Here are a few of the recent headlines about teens and murder in the home:

Florida Teen Stole Money from Parents, used it to Try to Hire Their Killer.  September 11, 2019

Princeton Grad Allegedly Killed Father Over Allowance, Prosecutors Say.  June 27, 2019

Son of Ex-NFL Player Accused of Murdering Parents Arrested.  August 24, 2019

The above cases are both rare and tragic. But they aren’t unheard of; Adam Lanza killed his mother before going to Sandy Hook and killing innocent children. Expelled student Kip Kinkell murdered both of his parents before engaging in a high school shooting at Thurston High School in Springfield, Oregon. And then there are the teen mass shooters who just annihilate their families – the Alabama 14-year-old who, on Labor Day, killed his entire family, including a 6-month old sibling. 

No parent wants to believe their child can do such things. But some do.

The Statistics Behind the Sorrow

On average, about 5 parents a week are killed by their biological children. Putting this in perspective, the killing of a mother or father each makes up about 1 percent of all murders in the U.S. in which the relationship between the offender and the perpetrator is known. 

This is not a twenty-first century phenomenon; one of the first double murders of parents by their child in the U. S. involved 11-year-old Iowan Wesley Elkins. At 2 AM on July 17, 1889, he got out of bed, walked down the road to make sure the coast was clear, returned home and used a heavy piece of wood and a rifle to shoot his father while he was asleep and beat his stepmother to death when she woke up. The motive for his murder has been lost to history. 

Interestingly, the majority of children who kill their parents wait until they are adults to do so. At all ages, fathers are more likely to be killed than mothers. Eighty-four offenders who killed their mother are over the legal voting age; juveniles (17 and under) made up just 16 percent of this rare group.

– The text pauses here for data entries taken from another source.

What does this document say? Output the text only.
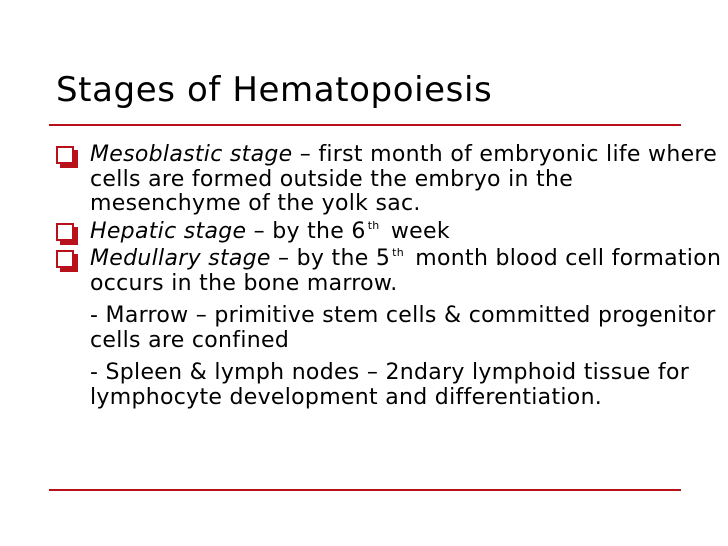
Stages of Hematopoiesis
Mesoblastic stage – first month of embryonic life where cells are formed outside the embryo in the mesenchyme of the yolk sac.
Hepatic stage – by the 6 $^{th}$ week
Medullary stage – by the 5 $^{th}$ month blood cell formation occurs in the bone marrow.
- Marrow – primitive stem cells & committed progenitor cells are confined
- Spleen & lymph nodes – 2ndary lymphoid tissue for lymphocyte development and differentiation.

Teenagers are more likely to use accomplices (siblings or friends) than adults although teenage boys and girls most often act alone.   

Motives for Murder:  It’s Not Just About Abuse

It is not possible to predict that a youth will kill his or her parent; our goal to prevention. However, research has indicated certain factors that increase the likelihood of a youth killing a parent. Common wisdom says that childhood abuse is the major factor in determining whether or not a teenager will become homicidal. In reality, as seen by our headlines, the truth is much more complicated. 

Research, in fact, suggests three types of parricide offenders; the severely abused child, dangerously antisocial child, and severely mentally ill. Adolescents who are most likely to fall into the dangerously antisocial (for example, a history of criminal behavior, impaired empathy, overindulged by parents, etc.) kill because their needs or desires are being unmet or blocked in some way. 

This may be as obvious as a case like the 15-year old who pumped his mother, brother, and two younger sisters with bullets and texted a picture of his lifeless mother to his 12 year old girlfriend or the Khachaturyan sisters from Russia who finally put an end to their father’s well-documented physical and psychological abuse. Adults, on the other hand, are rarely abused. Instead, they are more likely to be psychopathic or severely mentally ill.     

What Should be Done?

One of the most under-reported forms of domestic abuse is that of teen or young adult children against their parents. Very few parents are wiling to talk about – let alone call the police or social services – when their teenager hits them, punches walls, or threatens them with violence. The reasons for this are many; some are afraid of the legal consequences for their child (”I don’t want him to go to jail”), they blame themselves and are ashamed at their lack of control over their child (“what would my neighbors think if they knew what my child was doing?), or they not even recognize this as abuse (“all teenagers go through rough stages; this is just a hard time for our family.)” Yet suffering in silence leads to misery at best and, at worst, can pose a risk for the family and the entire community.

There is no easy solution but there are things we can do. We can speak up if we do see a child that is truly being abused. We can encourage well-meaning but struggling parents to get the support they need, talk openly about our own parenting foibles, and focus on solutions rather than blame; there are plenty of things that my kids have done – bad and good – that I can take no credit for whatsoever.

We can also help our own kids develop the skills to cope effectively with their feelings, encourage them to be kind and empathic, and teach them that violence – towards themselves or others – never takes away pain. It just passes it on to someone else.